OH Uranium Plant Says Layoffs Possible
COLUMBUS, Ohio (AP) — The developer of a uranium enrichment project in southern Ohio said Friday it is suspending contracts with some suppliers and notifying about 450 workers in Ohio, Tennessee and Maryland that they might be laid off if uncertainty about funding means it has to stop most activity on the project.
Bethesda, Md.-based developer USEC Inc. has had trouble securing a $2 billion federal loan guarantee it says is needed for construction to move forward on the American Centrifuge Plant in Piketon, about 65 miles south of Columbus, and it's taking the first steps toward possibly demobilizing the project.
It plans to mail notices about possible layoffs to more than 200 American Centrifuge workers each in Ohio and Tennessee and a handful more at its headquarters, USEC spokesman Paul Jacobson said. The company said that it is reducing its spending on the project by about 30 percent during October, and that layoffs and further reductions are likely if it doesn't have the loan guarantee by November.

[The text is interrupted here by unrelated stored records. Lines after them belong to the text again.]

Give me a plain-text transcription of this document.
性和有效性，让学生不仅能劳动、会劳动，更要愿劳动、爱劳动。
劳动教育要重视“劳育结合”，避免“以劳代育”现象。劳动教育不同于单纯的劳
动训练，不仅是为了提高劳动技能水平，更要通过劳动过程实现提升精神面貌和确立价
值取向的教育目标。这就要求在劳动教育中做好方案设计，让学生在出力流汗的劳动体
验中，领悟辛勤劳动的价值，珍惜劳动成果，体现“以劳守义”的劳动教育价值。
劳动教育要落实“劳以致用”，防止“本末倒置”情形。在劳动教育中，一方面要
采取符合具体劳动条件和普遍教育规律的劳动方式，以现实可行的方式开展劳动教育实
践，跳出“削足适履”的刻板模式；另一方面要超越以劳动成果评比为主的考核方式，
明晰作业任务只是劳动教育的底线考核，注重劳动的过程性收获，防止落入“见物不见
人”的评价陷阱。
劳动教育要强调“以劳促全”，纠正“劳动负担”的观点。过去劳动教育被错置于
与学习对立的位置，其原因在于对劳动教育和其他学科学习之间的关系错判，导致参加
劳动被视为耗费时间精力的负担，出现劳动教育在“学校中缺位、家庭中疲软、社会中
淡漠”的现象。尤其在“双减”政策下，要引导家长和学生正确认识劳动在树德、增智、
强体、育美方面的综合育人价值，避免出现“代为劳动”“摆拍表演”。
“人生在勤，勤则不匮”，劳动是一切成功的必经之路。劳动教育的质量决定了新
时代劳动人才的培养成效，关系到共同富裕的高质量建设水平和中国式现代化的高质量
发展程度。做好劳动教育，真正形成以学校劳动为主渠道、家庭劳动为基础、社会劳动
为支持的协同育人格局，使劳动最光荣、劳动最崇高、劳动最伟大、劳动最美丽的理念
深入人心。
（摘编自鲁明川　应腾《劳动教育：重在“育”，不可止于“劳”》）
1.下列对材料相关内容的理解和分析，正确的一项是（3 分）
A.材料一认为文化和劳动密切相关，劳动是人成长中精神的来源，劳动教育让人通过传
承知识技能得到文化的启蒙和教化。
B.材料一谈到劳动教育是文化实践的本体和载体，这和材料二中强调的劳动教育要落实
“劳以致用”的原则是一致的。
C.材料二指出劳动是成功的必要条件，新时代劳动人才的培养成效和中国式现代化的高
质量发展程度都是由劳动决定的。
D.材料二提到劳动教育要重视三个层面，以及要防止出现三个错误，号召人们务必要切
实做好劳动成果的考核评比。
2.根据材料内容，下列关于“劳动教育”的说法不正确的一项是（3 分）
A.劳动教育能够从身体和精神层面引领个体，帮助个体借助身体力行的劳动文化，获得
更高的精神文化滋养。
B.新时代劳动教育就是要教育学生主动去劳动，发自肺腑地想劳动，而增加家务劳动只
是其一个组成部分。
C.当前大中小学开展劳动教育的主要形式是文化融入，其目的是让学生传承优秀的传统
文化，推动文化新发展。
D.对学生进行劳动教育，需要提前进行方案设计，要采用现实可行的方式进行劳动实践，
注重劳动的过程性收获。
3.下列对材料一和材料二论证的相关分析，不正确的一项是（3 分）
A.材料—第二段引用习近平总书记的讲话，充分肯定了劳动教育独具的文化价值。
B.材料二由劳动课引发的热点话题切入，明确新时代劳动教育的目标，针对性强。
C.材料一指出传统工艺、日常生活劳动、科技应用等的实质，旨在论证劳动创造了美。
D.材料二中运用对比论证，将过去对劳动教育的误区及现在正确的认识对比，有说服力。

"We want to get this done," Jacobson said. "We think it's the right thing to do, but we can't go on spending at the current rate indefinitely. We have to be respectful of managing the company's resources."
Ohio Gov. John Kasich has urged President Barack Obama to include support for the project in his job creation plan, saying several thousand jobs directly or indirectly linked to the project were at risk.
Kasich told reporters on Friday that he had spoken with USEC on Thursday night and said he planned to write a second letter to Obama about approval for the federal loan.
"What happened today is the company's basically saying, 'We need to know,'" Kasich said. "It would be tragic if we lost this because it is absolutely the right thing for the country and it is obviously the right thing for Ohio."
The plant would be at the site of a former gaseous diffusion plant that enriched uranium during the Cold War. It would produce enriched uranium for use in generating electricity at nuclear power plants.
Damien LaVera, a spokesman for the U.S. Department of Energy, said the agency has been working with USEC as it's been testing its technology, obtaining private financing and meeting other benchmarks required for a successful loan guarantee application.
"We are strongly committed to developing effective, domestic nuclear enrichment capabilities and are looking at all options on a path forward," LaVera said.
President and CEO John Welch said in a statement that USEC officials will continue working with the Energy Department to get the loan guarantee. The department rejected the guarantee in 2009, and officials indicated they didn't believe the project was ready to move forward.
Ohio Sen. Sherrod Brown, a Democrat, also voicing support for the project Thursday, said it's "important for our nation's energy future and national security."
Two companies investing in the plant had committed $50 million for the second phase of the plant, but that commitment was linked to acquiring the loan guarantee, said Jacobson, the spokesman. The original June deadline for that deal had been repeatedly delayed and on Friday was extended until the end of October.
Piketon Mayor Billy Spencer called Friday's announcement "bad news" for his town of roughly 2,300 people.
"We're suffering down here. People are hurting. ... We need these jobs," Spencer said in a telephone interview. "We need this plant down here. We really do."